The last shipment of bulbs has finally arrived and I made a Halloween resolution to lie about my zone when I order next year. It’s not that I think it’s too late to plant them; it’s just a little more pleasant to plant in warmer temps. John Scheepers and Brent & Becky’s think I should plant in November; I’d rather plant in October. It’s that simple. They might be right, but it really doesn’t matter. Bulbs are easy and most of the things people think must or must not be done with them are nonissues.
-Fertilization. Never use it, ever. I do throw compost over them, but that’s only because I probably didn’t plant them deep enough and it’s easier to build up than dig down. Unless soil testing has demonstrated a lack, why bother with stinky bone meal?
-Timing. Best to plant when you get them, but if you can get a shovel in, plant them then. It’s never too late, right through midwinter.
-Spacing. Here’s where many might disagree, but I feel these look better in big, dense plantings, especially hybrids. The small species tulips and other diminutive bulbs look okay in smaller clumps. In any case, there is no way I am worrying about bulb spacing.
-Return. I do not expect most hybrid tulips to return, and I’m fine with that. I use them in pots or in big groups that are replaced each year. Bad things can happen to any type of bulb, so I replant some quantity of the types I like every year.
However, some things do count, and the most important of these is bulb quality. I have found that “topsize” is not just a marketing term; the bulbs I get from the mail order houses I use are significantly larger than what I see in big box stores. I can’t speak for poorly rated mail order houses because I’ve never ordered from them. The Garden Watchdog site (hosted by Dave’s Garden) has its flaws, like most crowd-sourced ratings sites, but is reliable on the whole.
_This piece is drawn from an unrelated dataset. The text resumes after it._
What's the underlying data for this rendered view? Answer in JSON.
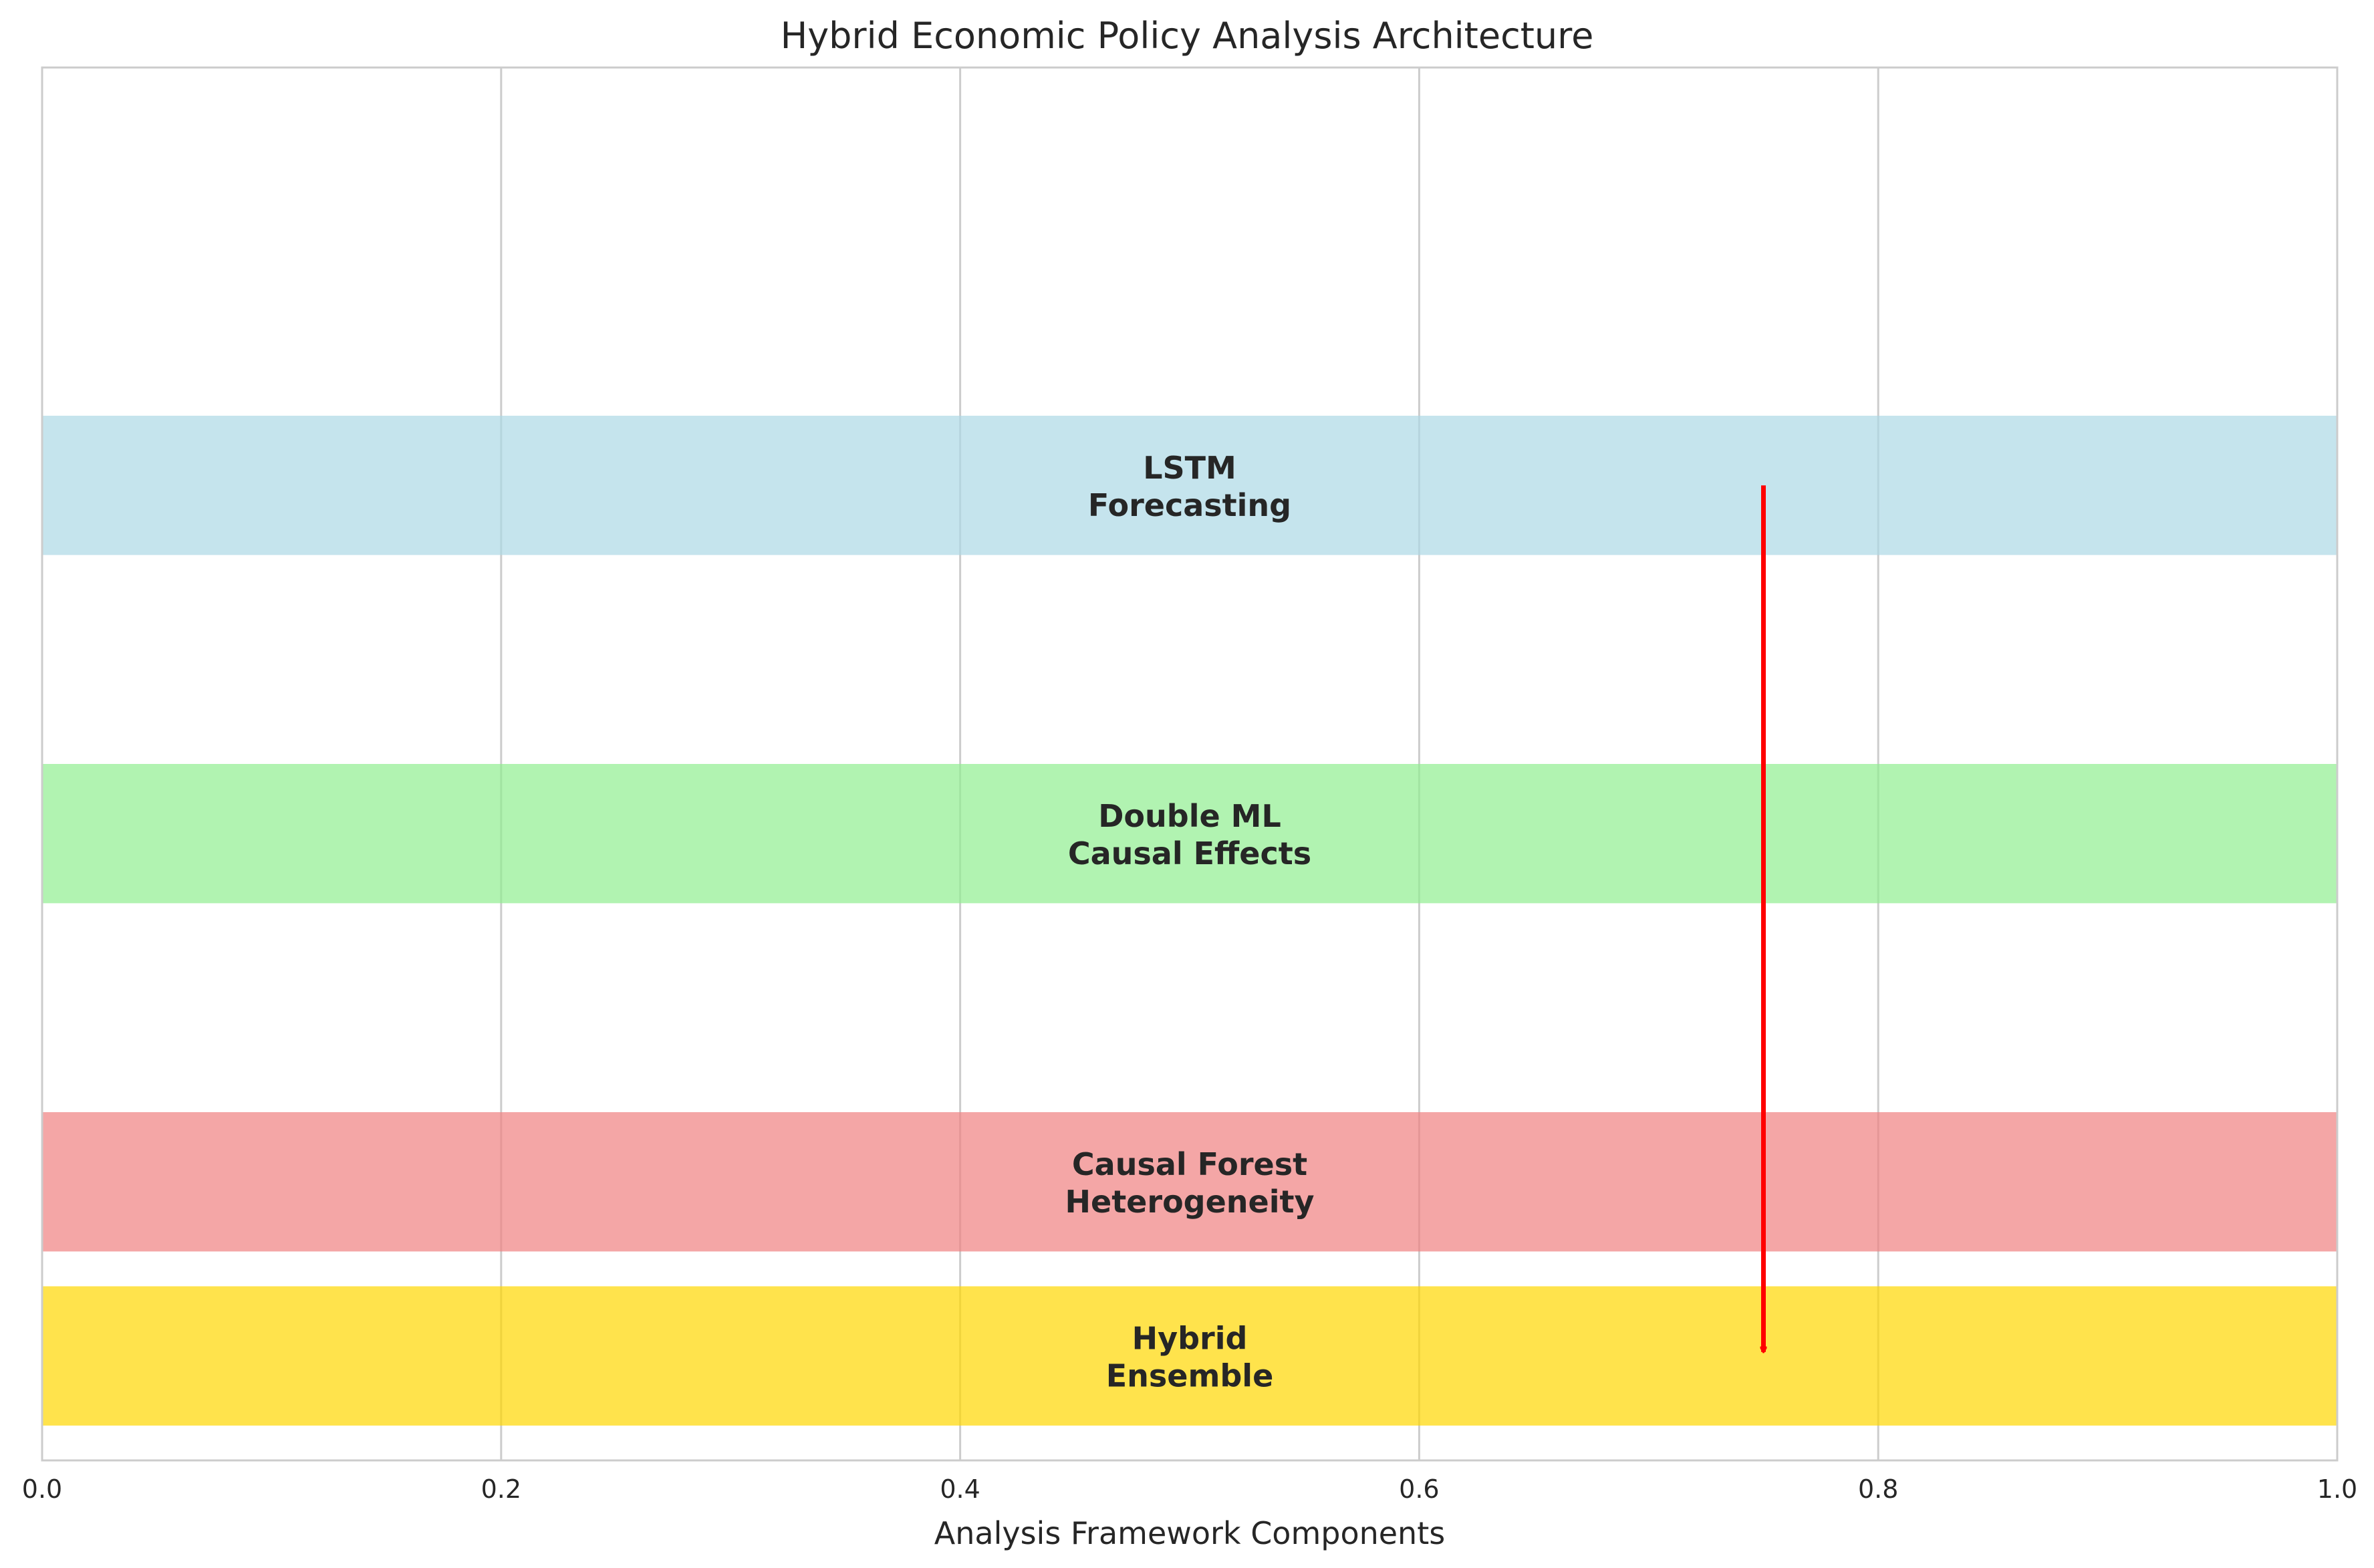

Another reason to use the houses I use is that they have a wide range of species tulips and miniature daffodils; these wildflower-looking varieties are best for naturalizing in my garden (in as much as any bulb will).
I think we often expect too much out of plants. For the shout of color, beauty, and renewal that spring-blooming bulbs provide, I don’t feel as though I need them to last longer than a few seasons. When they do, I’m pleasantly surprised.